Para aprofundar o debate sobre o Investimento Social Privado (ISP), tema da edição número 73 de PÁGINA22 – sobretudo em relação aos questionamentos levantados na reportagem “Terceiro ato”, sobre a forma como as empresas operam o ISP no País –, procuramos o secretário-geral do Grupo de Institutos, Fundações e Empresas (Gife), Andre Degenszajn, que nos concedeu a seguinte entrevista.
Como o Gife qualifica o debate sobre um eventual conflito entre interesses público e privado, particularmente quanto à utilização, em alguns casos, de incentivos e isenções fiscais oferecidos pelo governo?
O tema das isenções, incentivos e imunidades é muito sensível. Há um senso comum de que existe uma apropriação indevida do recurso público por um interesse privado. É um preconceito que omite a própria lógica do incentivo e bloqueia o olhar sobre os projetos que estão sendo feitos e seus resultados.
As isenções partem de um reconhecimento de que existe um potencial no ente privado de fazer avançar certas áreas que o governo decidiu priorizar. A preocupação deveria ser muito mais em avaliar o impacto que esses incentivos têm conseguido do que questionar uma legitimidade logo de saída. Os incentivos fiscais têm potencial para fomentar ainda mais recursos para agendas de interesse social. A posição do Gife é de que é legítimo utilizar incentivos nessas ações.
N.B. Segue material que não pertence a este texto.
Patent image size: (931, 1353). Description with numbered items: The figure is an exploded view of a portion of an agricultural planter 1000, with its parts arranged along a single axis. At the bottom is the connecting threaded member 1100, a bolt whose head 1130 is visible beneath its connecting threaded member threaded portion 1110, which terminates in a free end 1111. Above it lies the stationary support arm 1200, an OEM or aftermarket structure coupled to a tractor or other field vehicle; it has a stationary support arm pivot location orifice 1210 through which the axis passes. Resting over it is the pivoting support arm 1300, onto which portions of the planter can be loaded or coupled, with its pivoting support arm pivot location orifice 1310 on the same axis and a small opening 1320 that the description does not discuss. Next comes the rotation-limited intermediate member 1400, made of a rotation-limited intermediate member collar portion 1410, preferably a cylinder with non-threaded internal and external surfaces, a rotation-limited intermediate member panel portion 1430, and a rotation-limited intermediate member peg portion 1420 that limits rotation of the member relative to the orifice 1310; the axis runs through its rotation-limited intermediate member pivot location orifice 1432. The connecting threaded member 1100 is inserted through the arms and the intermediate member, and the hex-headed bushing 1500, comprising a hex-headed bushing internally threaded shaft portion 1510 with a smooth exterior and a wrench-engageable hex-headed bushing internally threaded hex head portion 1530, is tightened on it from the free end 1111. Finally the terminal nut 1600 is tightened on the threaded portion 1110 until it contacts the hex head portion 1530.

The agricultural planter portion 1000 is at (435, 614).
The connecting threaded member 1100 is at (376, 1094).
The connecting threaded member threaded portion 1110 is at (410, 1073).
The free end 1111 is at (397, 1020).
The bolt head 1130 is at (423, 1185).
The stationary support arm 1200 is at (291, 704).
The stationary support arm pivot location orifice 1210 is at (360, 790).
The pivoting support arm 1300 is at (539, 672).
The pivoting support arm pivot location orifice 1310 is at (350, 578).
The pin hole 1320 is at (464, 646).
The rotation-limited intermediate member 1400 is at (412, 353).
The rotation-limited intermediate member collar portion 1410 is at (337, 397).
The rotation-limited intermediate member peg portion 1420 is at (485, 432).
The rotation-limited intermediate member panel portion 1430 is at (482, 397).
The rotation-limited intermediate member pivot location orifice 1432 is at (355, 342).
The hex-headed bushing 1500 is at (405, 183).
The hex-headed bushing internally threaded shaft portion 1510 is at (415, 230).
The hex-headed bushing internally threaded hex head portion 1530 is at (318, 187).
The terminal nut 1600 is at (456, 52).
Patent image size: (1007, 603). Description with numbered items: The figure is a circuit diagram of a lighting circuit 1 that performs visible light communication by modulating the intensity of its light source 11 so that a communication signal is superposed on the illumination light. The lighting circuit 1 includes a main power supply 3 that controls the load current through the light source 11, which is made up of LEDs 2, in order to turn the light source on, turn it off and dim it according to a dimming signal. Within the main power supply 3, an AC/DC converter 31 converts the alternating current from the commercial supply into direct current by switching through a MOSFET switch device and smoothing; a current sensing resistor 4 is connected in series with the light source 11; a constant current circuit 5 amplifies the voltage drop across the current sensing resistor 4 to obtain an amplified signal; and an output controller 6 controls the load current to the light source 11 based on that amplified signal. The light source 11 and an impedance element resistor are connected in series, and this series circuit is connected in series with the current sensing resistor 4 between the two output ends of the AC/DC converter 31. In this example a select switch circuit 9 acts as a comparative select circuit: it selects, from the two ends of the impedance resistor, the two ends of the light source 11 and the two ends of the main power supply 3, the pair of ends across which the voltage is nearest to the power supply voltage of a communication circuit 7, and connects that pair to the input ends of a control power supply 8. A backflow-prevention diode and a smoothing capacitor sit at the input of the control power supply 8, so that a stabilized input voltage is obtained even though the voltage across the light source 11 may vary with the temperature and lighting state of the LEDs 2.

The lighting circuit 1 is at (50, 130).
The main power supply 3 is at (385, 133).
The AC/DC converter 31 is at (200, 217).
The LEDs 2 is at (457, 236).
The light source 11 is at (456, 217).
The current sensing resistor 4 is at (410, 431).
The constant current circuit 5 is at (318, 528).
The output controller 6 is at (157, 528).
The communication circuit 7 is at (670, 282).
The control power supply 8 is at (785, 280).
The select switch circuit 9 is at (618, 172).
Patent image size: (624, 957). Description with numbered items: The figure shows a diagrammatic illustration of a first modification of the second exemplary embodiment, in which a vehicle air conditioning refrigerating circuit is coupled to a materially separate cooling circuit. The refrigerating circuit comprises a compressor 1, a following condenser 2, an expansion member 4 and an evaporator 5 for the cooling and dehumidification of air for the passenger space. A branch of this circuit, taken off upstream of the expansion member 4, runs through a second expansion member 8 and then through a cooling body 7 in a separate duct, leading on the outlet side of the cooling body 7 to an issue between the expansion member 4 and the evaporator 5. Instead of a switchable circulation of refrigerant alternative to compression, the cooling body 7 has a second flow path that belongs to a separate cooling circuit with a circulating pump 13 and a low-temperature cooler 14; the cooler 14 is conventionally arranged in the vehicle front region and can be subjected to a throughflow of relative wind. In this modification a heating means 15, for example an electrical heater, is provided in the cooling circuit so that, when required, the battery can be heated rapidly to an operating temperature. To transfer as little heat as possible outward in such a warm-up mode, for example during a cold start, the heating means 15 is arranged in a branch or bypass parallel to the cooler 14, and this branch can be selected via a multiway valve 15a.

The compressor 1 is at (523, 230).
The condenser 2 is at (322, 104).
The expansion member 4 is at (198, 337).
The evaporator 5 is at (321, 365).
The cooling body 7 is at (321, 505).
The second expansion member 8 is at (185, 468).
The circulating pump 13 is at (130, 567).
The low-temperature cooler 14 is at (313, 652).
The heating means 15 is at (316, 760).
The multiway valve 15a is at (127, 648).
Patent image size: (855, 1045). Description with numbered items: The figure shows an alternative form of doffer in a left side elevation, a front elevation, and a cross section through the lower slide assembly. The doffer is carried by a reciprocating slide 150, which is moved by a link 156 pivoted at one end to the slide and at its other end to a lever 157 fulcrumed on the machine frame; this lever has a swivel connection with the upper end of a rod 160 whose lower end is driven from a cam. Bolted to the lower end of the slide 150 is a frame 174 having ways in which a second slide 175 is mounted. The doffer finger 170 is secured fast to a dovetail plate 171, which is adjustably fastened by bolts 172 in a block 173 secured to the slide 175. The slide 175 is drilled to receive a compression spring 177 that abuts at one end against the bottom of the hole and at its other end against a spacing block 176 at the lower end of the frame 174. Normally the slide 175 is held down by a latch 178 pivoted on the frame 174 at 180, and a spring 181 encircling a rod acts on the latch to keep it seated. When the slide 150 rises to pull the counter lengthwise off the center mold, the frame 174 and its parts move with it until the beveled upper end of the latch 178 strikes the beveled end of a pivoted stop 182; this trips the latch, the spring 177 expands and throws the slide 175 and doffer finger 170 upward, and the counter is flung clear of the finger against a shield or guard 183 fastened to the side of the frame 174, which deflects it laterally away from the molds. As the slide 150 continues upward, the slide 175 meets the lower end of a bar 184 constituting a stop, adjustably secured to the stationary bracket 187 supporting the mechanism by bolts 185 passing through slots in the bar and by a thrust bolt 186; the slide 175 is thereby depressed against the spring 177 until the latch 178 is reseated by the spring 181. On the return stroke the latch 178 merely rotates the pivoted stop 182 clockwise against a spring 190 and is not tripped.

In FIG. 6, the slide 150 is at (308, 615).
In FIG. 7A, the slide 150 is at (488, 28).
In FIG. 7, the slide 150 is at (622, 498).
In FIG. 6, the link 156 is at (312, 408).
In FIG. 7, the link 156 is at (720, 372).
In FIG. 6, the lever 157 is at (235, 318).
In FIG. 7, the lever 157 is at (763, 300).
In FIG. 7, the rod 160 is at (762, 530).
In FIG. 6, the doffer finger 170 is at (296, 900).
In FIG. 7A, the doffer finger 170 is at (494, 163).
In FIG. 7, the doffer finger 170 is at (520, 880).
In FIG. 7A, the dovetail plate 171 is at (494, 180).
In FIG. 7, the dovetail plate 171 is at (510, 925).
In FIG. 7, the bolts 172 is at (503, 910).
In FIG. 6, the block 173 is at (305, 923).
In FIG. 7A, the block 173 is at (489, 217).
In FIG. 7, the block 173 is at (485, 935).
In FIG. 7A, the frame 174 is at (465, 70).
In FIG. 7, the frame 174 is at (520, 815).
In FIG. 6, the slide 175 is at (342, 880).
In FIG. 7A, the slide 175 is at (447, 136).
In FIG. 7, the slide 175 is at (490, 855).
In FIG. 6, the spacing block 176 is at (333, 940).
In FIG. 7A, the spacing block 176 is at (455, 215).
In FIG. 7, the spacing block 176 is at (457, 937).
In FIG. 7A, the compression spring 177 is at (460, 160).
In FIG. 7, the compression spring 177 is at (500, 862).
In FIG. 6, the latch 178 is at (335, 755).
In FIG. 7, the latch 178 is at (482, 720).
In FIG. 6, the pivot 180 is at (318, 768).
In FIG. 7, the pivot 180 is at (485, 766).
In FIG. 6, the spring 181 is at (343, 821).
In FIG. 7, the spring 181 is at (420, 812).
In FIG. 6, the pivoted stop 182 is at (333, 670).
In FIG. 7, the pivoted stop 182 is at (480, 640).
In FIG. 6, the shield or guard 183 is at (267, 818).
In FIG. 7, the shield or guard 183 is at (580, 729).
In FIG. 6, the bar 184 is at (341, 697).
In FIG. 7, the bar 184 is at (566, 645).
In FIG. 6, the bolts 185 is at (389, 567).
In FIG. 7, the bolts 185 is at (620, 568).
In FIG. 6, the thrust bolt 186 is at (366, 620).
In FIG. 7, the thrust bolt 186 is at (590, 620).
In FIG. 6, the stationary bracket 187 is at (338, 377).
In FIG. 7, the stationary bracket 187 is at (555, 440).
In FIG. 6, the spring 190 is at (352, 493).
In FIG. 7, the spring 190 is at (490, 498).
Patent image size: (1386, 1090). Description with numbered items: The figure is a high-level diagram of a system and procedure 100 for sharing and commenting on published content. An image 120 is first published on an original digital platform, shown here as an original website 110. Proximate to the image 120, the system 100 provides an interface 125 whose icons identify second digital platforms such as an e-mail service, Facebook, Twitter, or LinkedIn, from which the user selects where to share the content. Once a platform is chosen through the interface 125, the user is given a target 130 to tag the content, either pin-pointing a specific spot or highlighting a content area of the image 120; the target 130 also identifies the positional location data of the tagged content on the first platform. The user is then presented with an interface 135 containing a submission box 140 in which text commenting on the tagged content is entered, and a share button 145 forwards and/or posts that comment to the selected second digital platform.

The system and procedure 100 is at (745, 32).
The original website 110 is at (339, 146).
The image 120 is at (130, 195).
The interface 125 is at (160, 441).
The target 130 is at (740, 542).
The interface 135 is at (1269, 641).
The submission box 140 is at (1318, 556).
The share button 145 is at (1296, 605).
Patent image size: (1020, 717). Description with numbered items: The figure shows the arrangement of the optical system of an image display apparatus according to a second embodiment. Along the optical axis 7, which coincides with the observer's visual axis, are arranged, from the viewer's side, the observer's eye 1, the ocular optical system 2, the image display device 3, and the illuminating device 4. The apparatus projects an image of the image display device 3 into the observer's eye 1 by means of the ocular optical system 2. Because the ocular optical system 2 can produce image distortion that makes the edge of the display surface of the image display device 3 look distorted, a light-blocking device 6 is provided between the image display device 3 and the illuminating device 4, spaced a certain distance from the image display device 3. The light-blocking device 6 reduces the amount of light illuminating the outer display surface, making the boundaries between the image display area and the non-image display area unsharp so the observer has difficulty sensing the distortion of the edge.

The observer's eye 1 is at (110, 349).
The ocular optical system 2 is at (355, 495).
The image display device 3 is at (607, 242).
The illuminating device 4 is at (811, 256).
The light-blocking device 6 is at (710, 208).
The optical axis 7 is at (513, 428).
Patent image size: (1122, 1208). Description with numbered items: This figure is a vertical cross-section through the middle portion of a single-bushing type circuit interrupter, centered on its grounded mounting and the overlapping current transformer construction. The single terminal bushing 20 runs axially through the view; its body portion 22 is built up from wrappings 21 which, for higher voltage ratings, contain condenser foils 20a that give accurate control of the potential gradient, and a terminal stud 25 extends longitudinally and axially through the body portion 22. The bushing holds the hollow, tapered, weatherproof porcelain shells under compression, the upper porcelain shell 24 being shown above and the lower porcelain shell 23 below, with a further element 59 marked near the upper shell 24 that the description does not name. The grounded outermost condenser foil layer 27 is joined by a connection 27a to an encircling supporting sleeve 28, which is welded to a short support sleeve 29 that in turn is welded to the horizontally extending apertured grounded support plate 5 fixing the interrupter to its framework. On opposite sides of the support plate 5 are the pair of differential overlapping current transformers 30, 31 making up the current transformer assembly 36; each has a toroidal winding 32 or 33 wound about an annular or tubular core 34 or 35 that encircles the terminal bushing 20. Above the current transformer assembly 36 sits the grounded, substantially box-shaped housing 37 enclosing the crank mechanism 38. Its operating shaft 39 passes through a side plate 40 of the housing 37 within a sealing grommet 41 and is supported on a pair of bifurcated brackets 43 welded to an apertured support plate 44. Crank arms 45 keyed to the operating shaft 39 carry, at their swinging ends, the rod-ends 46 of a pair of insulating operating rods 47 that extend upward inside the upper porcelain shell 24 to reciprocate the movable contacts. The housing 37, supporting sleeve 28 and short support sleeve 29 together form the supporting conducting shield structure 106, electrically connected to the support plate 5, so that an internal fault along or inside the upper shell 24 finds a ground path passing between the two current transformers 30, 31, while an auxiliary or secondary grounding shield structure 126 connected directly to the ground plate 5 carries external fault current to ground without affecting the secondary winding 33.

E quanto ao alinhamento das ações sociais ao tema do negócio da empresa?
O Gife tem institutos independentes e familiares que não estão envolvidos nessa dicotomia. Assumindo que esse recorte é empresarial, durante certo tempo existiu uma visão de que os investimentos sociais deveriam ser absolutamente dissociados da empresa. Mas o alinhamento mostrou um potencial de impacto muito maior no resultado das ações sociais.
Se a empresa é beneficiada, por que não fazer a ação social diretamente? Criar uma personalidade jurídica diferenciada, com outros tipos de encargos tributários, não pode gerar um problema de governança?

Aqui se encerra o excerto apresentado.